9. A method according to claim 8 wherein the crypto-anionic surfactant of the tumble dryer article is selected from water soluble salts of ethoxylated fatty acids having from 1 to 20 ethylene oxides, alkyl phenol ethylene oxide ether sulphates having from 1 to 20 ethylene oxides, alkyl ethylene oxide ether sulphates having from 1 to 20 ethylene oxides, and mixtures thereof.
10. A method according to claim 8 wherein the non-surfactant release aid is selected from the group consisting of carboxylic acids having 8 to 30 carbon atoms and one carboxylic group per molecules, fatty alcohols, wax, fatty acid ester, glycerides, and mixtures thereof.
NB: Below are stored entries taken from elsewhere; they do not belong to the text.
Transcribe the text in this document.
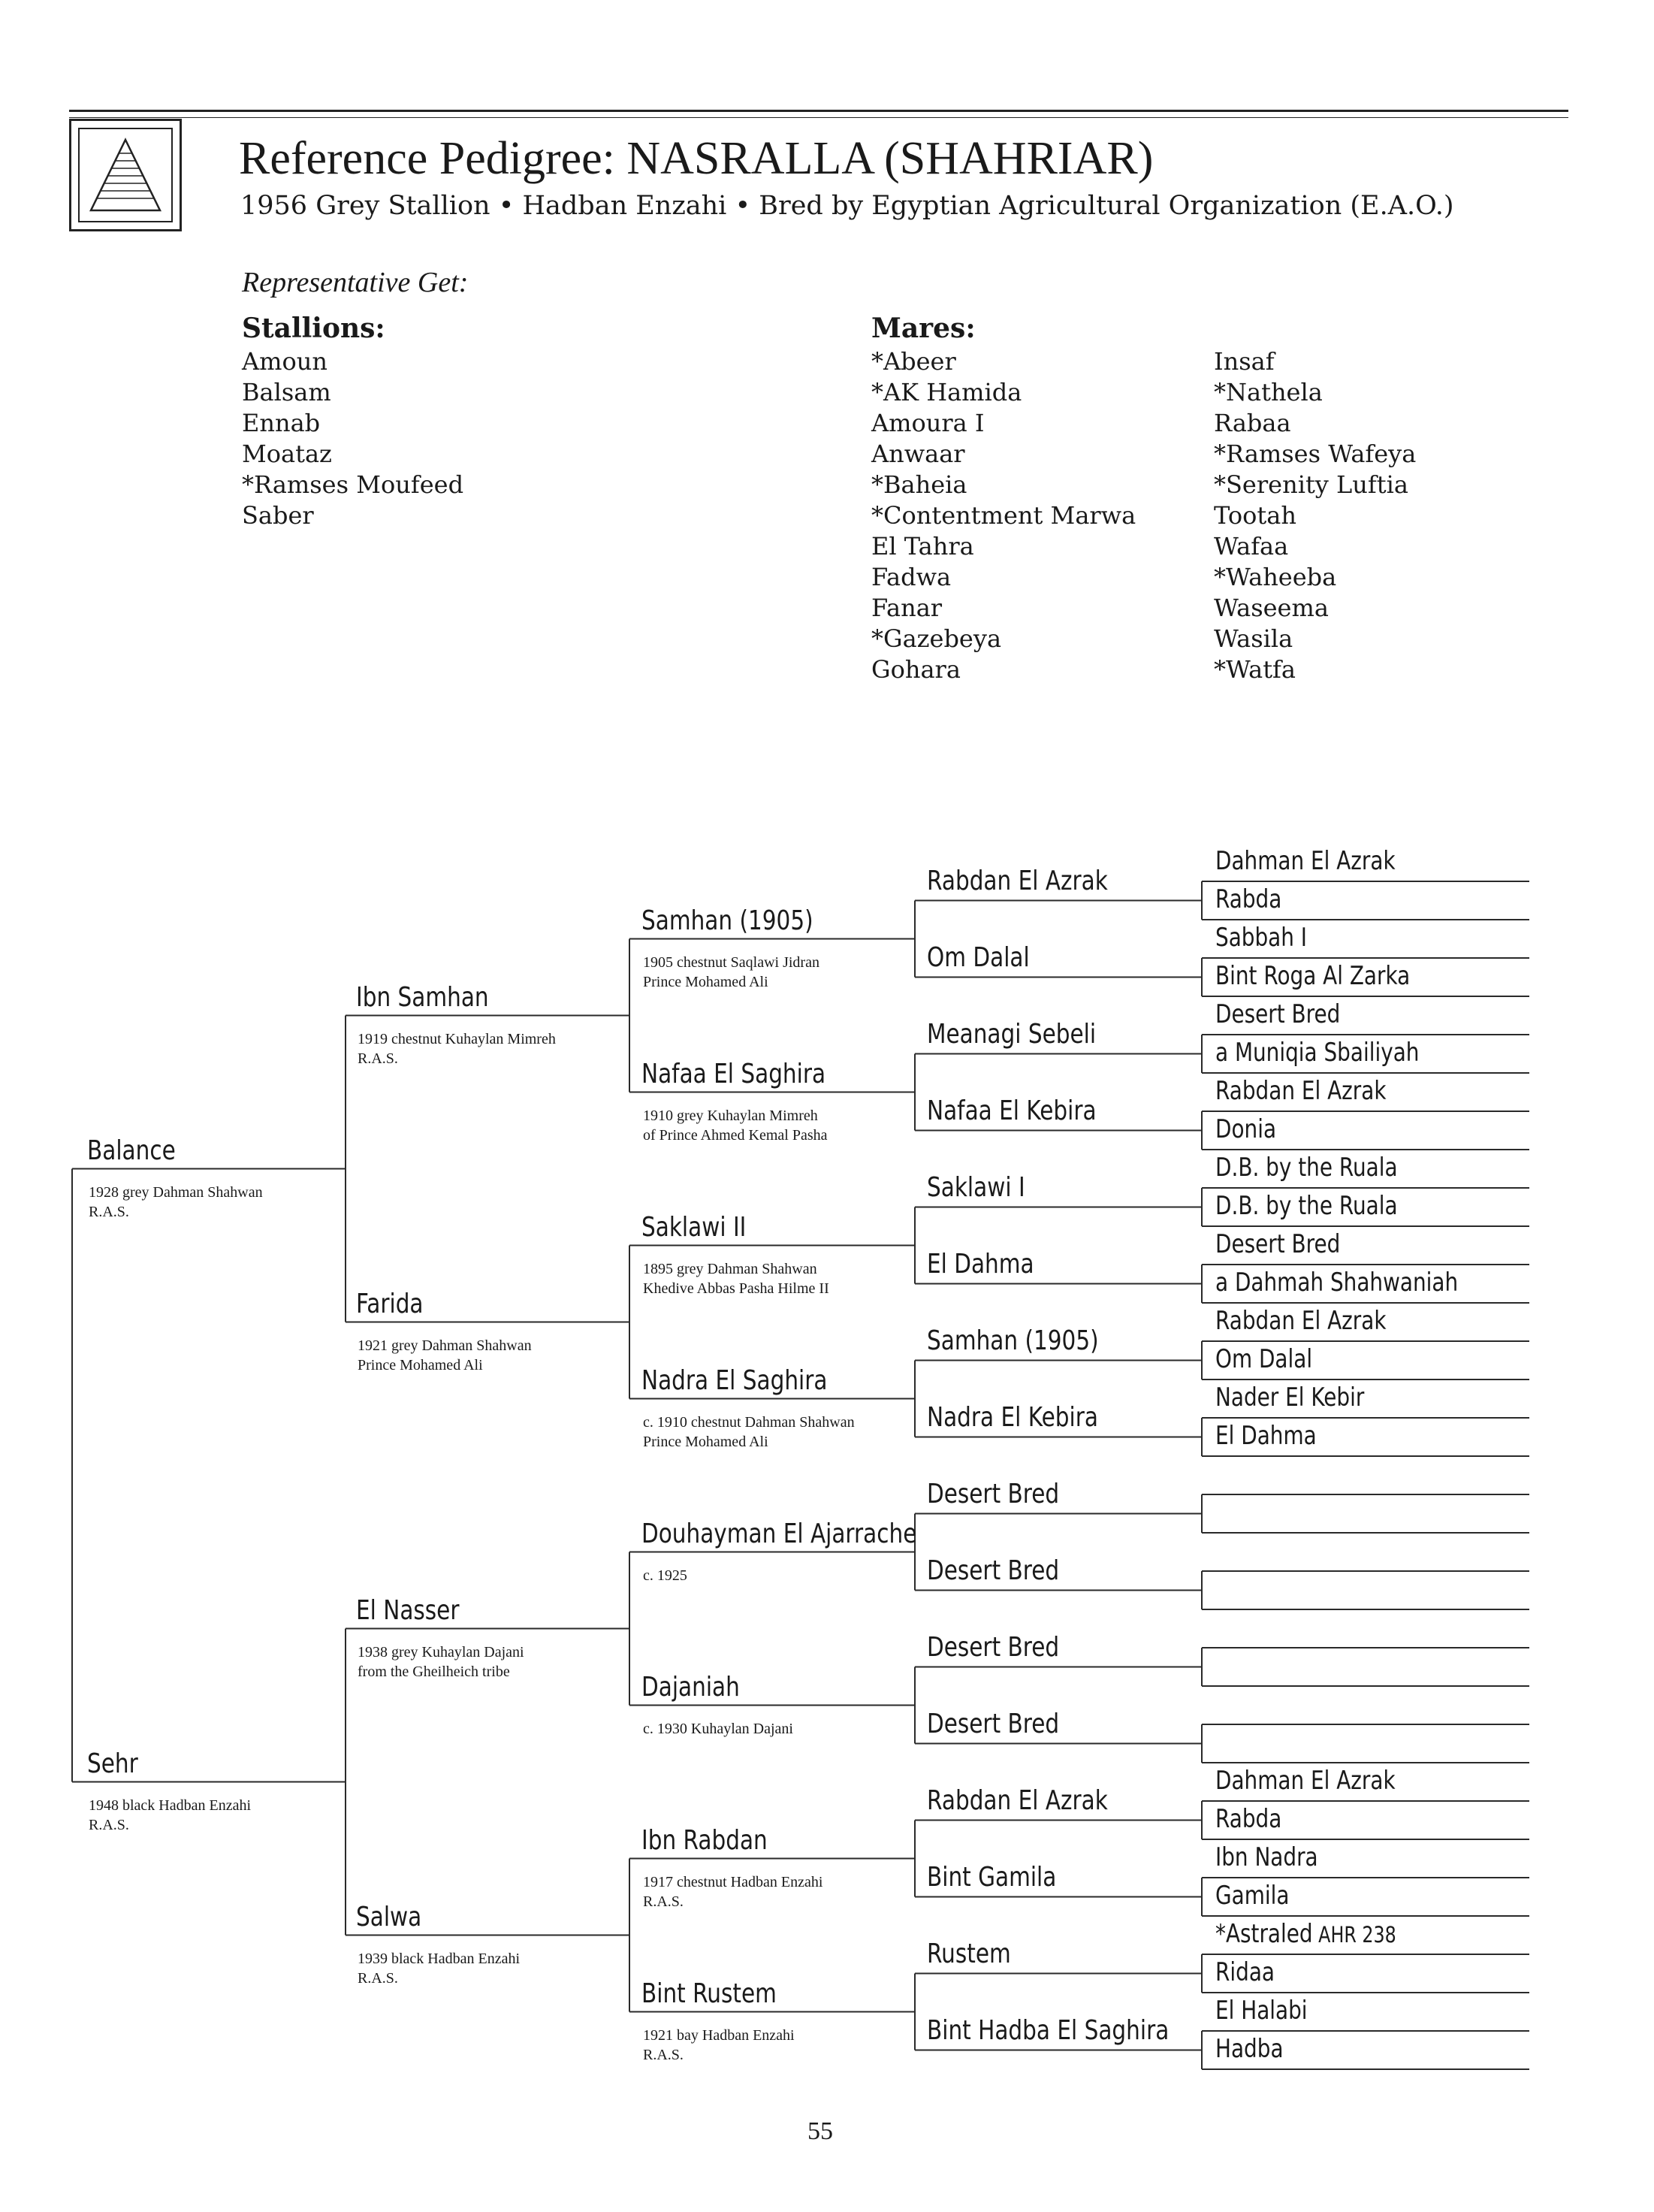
Reference Pedigree: NASRALLA (SHAHRIAR)
1956 Grey Stallion • Hadban Enzahi • Bred by Egyptian Agricultural Organization (E.A.O.)
Representative Get:
Stallions:
Amoun
Balsam
Ennab
Moataz
*Ramses Moufeed
Saber
Mares:
*Abeer
*AK Hamida
Amoura I
Anwaar
*Baheia
*Contentment Marwa
El Tahra
Fadwa
Fanar
*Gazebeya
Gohara
Insaf
*Nathela
Rabaa
*Ramses Wafeya
*Serenity Luftia
Tootah
Wafaa
*Waheeba
Waseema
Wasila
*Watfa
Balance
1928 grey Dahman Shahwan
R.A.S.
Sehr
1948 black Hadban Enzahi
R.A.S.
Ibn Samhan
1919 chestnut Kuhaylan Mimreh
R.A.S.
Farida
1921 grey Dahman Shahwan
Prince Mohamed Ali
El Nasser
1938 grey Kuhaylan Dajani
from the Gheilheich tribe
Salwa
1939 black Hadban Enzahi
R.A.S.
Samhan (1905)
1905 chestnut Saqlawi Jidran
Prince Mohamed Ali
Nafaa El Saghira
1910 grey Kuhaylan Mimreh
of Prince Ahmed Kemal Pasha
Saklawi II
1895 grey Dahman Shahwan
Khedive Abbas Pasha Hilme II
Nadra El Saghira
c. 1910 chestnut Dahman Shahwan
Prince Mohamed Ali
Douhayman El Ajarrache
c. 1925
Dajaniah
c. 1930 Kuhaylan Dajani
Ibn Rabdan
1917 chestnut Hadban Enzahi
R.A.S.
Bint Rustem
1921 bay Hadban Enzahi
R.A.S.
Rabdan El Azrak
Om Dalal
Meanagi Sebeli
Nafaa El Kebira
Saklawi I
El Dahma
Samhan (1905)
Nadra El Kebira
Desert Bred
Desert Bred
Desert Bred
Desert Bred
Rabdan El Azrak
Bint Gamila
Rustem
Bint Hadba El Saghira
Dahman El Azrak
Rabda
Sabbah I
Bint Roga Al Zarka
Desert Bred
a Muniqia Sbailiyah
Rabdan El Azrak
Donia
D.B. by the Ruala
D.B. by the Ruala
Desert Bred
a Dahmah Shahwaniah
Rabdan El Azrak
Om Dalal
Nader El Kebir
El Dahma
Dahman El Azrak
Rabda
Ibn Nadra
Gamila
*Astraled AHR 238
Ridaa
El Halabi
Hadba
55
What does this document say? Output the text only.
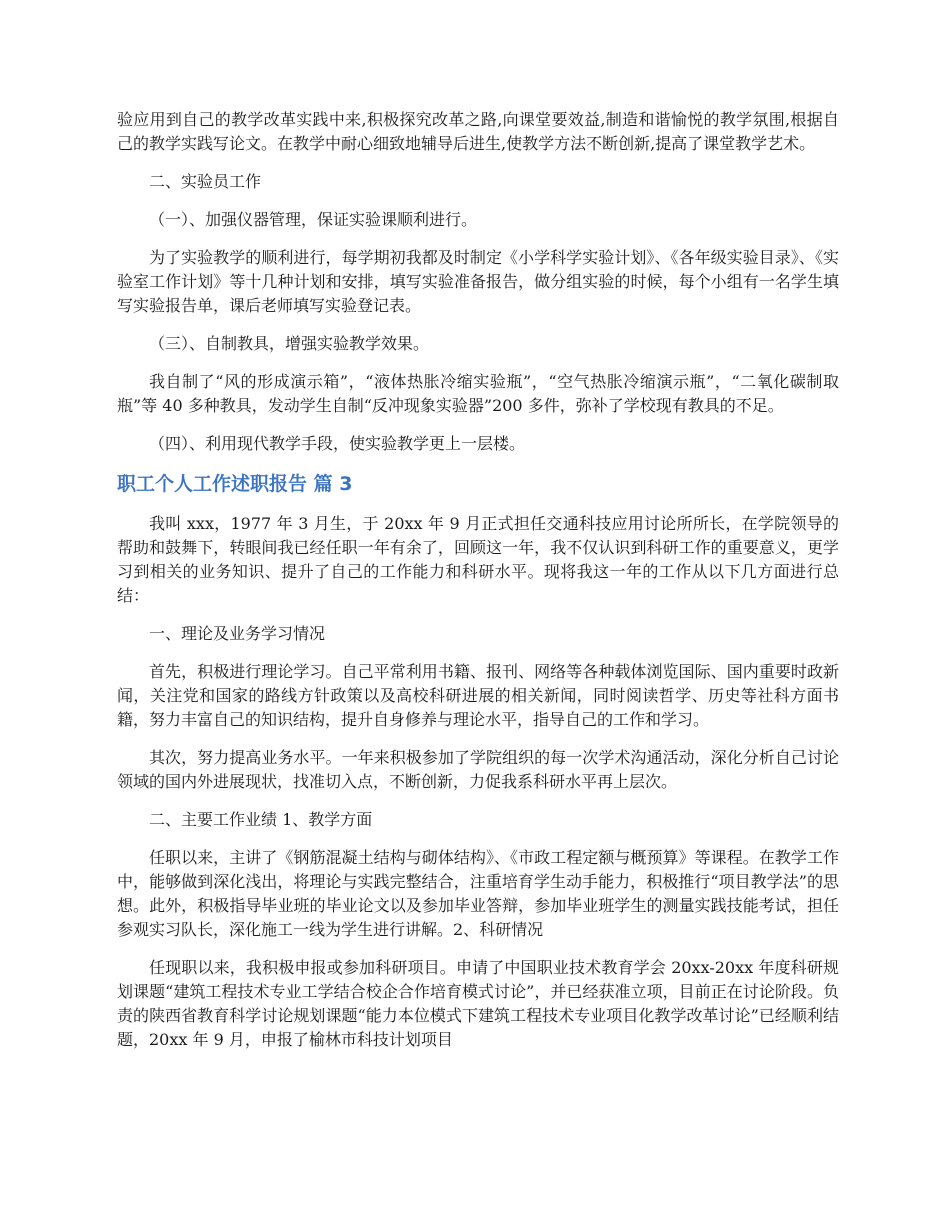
验应用到自己的教学改革实践中来,积极探究改革之路,向课堂要效益,制造和谐愉悦的教学氛围,根据自己的教学实践写论文。在教学中耐心细致地辅导后进生,使教学方法不断创新,提高了课堂教学艺术。

二、实验员工作

（一）、加强仪器管理，保证实验课顺利进行。

为了实验教学的顺利进行，每学期初我都及时制定《小学科学实验计划》、《各年级实验目录》、《实验室工作计划》等十几种计划和安排，填写实验准备报告，做分组实验的时候，每个小组有一名学生填写实验报告单，课后老师填写实验登记表。

（三）、自制教具，增强实验教学效果。

我自制了“风的形成演示箱”，“液体热胀冷缩实验瓶”，“空气热胀冷缩演示瓶”，“二氧化碳制取瓶”等 40 多种教具，发动学生自制“反冲现象实验器”200 多件，弥补了学校现有教具的不足。

（四）、利用现代教学手段，使实验教学更上一层楼。

职工个人工作述职报告 篇 3

我叫 xxx，1977 年 3 月生，于 20xx 年 9 月正式担任交通科技应用讨论所所长，在学院领导的帮助和鼓舞下，转眼间我已经任职一年有余了，回顾这一年，我不仅认识到科研工作的重要意义，更学习到相关的业务知识、提升了自己的工作能力和科研水平。现将我这一年的工作从以下几方面进行总结：

一、理论及业务学习情况

首先，积极进行理论学习。自己平常利用书籍、报刊、网络等各种载体浏览国际、国内重要时政新闻，关注党和国家的路线方针政策以及高校科研进展的相关新闻，同时阅读哲学、历史等社科方面书籍，努力丰富自己的知识结构，提升自身修养与理论水平，指导自己的工作和学习。

其次，努力提高业务水平。一年来积极参加了学院组织的每一次学术沟通活动，深化分析自己讨论领域的国内外进展现状，找准切入点，不断创新，力促我系科研水平再上层次。

二、主要工作业绩 1、教学方面

任职以来，主讲了《钢筋混凝土结构与砌体结构》、《市政工程定额与概预算》等课程。在教学工作中，能够做到深化浅出，将理论与实践完整结合，注重培育学生动手能力，积极推行“项目教学法”的思想。此外，积极指导毕业班的毕业论文以及参加毕业答辩，参加毕业班学生的测量实践技能考试，担任参观实习队长，深化施工一线为学生进行讲解。2、科研情况

任现职以来，我积极申报或参加科研项目。申请了中国职业技术教育学会 20xx-20xx 年度科研规划课题“建筑工程技术专业工学结合校企合作培育模式讨论”，并已经获准立项，目前正在讨论阶段。负责的陕西省教育科学讨论规划课题“能力本位模式下建筑工程技术专业项目化教学改革讨论”已经顺利结题，20xx 年 9 月，申报了榆林市科技计划项目
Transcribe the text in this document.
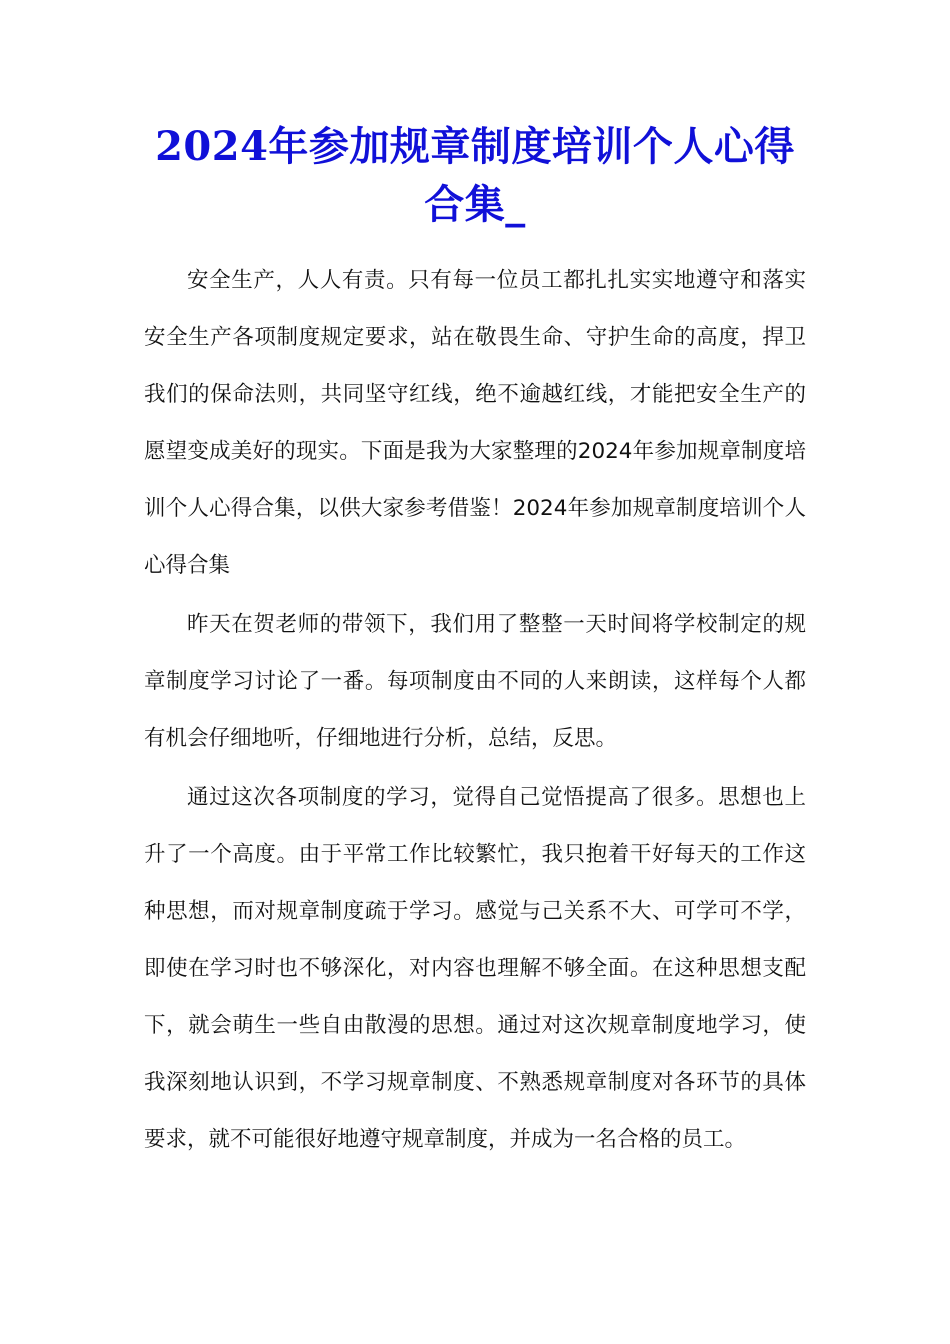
2024年参加规章制度培训个人心得合集_

安全生产，人人有责。只有每一位员工都扎扎实实地遵守和落实安全生产各项制度规定要求，站在敬畏生命、守护生命的高度，捍卫我们的保命法则，共同坚守红线，绝不逾越红线，才能把安全生产的愿望变成美好的现实。下面是我为大家整理的2024年参加规章制度培训个人心得合集，以供大家参考借鉴！2024年参加规章制度培训个人心得合集

昨天在贺老师的带领下，我们用了整整一天时间将学校制定的规章制度学习讨论了一番。每项制度由不同的人来朗读，这样每个人都有机会仔细地听，仔细地进行分析，总结，反思。

通过这次各项制度的学习，觉得自己觉悟提高了很多。思想也上升了一个高度。由于平常工作比较繁忙，我只抱着干好每天的工作这种思想，而对规章制度疏于学习。感觉与己关系不大、可学可不学，即使在学习时也不够深化，对内容也理解不够全面。在这种思想支配下，就会萌生一些自由散漫的思想。通过对这次规章制度地学习，使我深刻地认识到，不学习规章制度、不熟悉规章制度对各环节的具体要求，就不可能很好地遵守规章制度，并成为一名合格的员工。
11. A method according to claim 8 wherein the means is polyester non-woven fabric prepared from a polyester fiber having a denier of from 2 to 6.
12. A method according to claim 8 wherein the water is present in an amount of from 5 to 15 wt. %.
13. A method according to claim 8 wherein the tumble dryer article further comprises up to 10 wt. % of one or more optional additives selected from the group consisting of optical brighteners, fluorescent agents, antioxidants, colorants, germicides, perfumes, enzymes, bacteriocides, colour care agents, polymeric soil releasing agents and mixtures thereof.